L'Alsace dans la Seconde Guerre mondiale - 1939-1945. Si la réintégration de l'Alsace à la France se passe sans heurt, la Seconde Guerre Mondiale éclate en 1939 et place à nouveau la région en situation de crise. En juin 1940, Pétain signe l'armistice avec Hitler et l'Allemagne annexe une nouvelle fois l'Alsace. Des Alsaciens sont alors enrôlés de force dans l'armée allemande pour combattre à l'Est, on les appelle les " Malgré-Nous ".

C'est à partir de novembre 1944 que les alliés pénètrent en Alsace, au nord l'armée américaine, au sud l'armée française. Malgré la redoutable contre-offensive nazie de l'hiver 1944 - 1945 au nord et au sud de Strasbourg, l'Alsace est définitivement libérée en mars 1945.

L'Alsace après 1945. Le problème des Malgré-Nous se pose dès la fin de la guerre, certains Alsaciens ayant appartenu à la SS. Cependant, une loi d'amnistie est votée pour les Alsaciens ayant revêtu l'uniforme allemand pendant la guerre. L'Alsace devient rapidement le symbole de la réconciliation franco-allemande et l'un des points de départ de la construction européenne. C'est donc tout naturellement que l'on retrouve à Strasbourg le siège du Conseil de l'Europe, de la Cour européenne des Droits de l'homme et du Parlement européen.

De nos jours

Aujourd'hui, l'Alsace, et plus spécifiquement le Bas-Rhin avec Strasbourg, tient une place de choix dans l'Union européenne.

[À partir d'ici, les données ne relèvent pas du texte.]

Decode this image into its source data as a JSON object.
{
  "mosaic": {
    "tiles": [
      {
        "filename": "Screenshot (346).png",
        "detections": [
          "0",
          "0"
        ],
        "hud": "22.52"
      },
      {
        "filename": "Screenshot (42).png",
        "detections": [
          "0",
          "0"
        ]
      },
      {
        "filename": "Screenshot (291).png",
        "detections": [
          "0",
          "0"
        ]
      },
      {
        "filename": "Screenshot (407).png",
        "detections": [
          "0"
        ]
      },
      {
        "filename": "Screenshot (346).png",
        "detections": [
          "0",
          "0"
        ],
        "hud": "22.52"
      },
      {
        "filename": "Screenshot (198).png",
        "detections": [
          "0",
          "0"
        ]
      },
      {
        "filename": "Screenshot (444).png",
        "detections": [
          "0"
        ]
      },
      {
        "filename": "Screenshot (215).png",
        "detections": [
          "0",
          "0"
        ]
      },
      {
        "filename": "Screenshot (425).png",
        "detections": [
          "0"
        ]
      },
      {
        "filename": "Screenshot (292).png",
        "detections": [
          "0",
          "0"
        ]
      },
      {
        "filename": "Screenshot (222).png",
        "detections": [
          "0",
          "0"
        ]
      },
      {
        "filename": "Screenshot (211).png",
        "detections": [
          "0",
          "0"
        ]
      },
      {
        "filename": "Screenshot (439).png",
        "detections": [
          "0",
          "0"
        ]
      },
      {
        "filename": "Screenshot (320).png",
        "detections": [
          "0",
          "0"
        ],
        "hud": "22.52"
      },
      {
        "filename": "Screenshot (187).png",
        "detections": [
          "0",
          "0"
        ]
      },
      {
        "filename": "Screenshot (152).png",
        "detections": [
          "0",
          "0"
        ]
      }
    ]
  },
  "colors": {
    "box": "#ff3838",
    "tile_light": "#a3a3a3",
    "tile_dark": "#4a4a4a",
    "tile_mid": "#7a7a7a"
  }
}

Strasbourg, capitale alsacienne, est devenue un carrefour et une capitale européenne qui vit au gré des sessions parlementaires et des manifestations culturelles transfrontalières.
Grande ville universitaire, elle accueille de nombreux étudiants européens. La BNUS, située au coeur du quartier impérial, est l'une des plus grandes bibliothèques universitaires mondiales : son fonds documentaire, mêlant documents français et allemands, constitue un véritable trésor.
Le Bas-Rhin connait un taux de chômage parmi les plus faibles de France (6,5 %) et le PIB moyen par habitant hisse la région Alsace au deuxième rang national.

En avril 2013, les Alsaciens répondent " non " au référendum de la collectivité territoriale unique d'Alsace qui visait à fusionner les conseils généraux des Bas-Rhin et Haut-Rhin.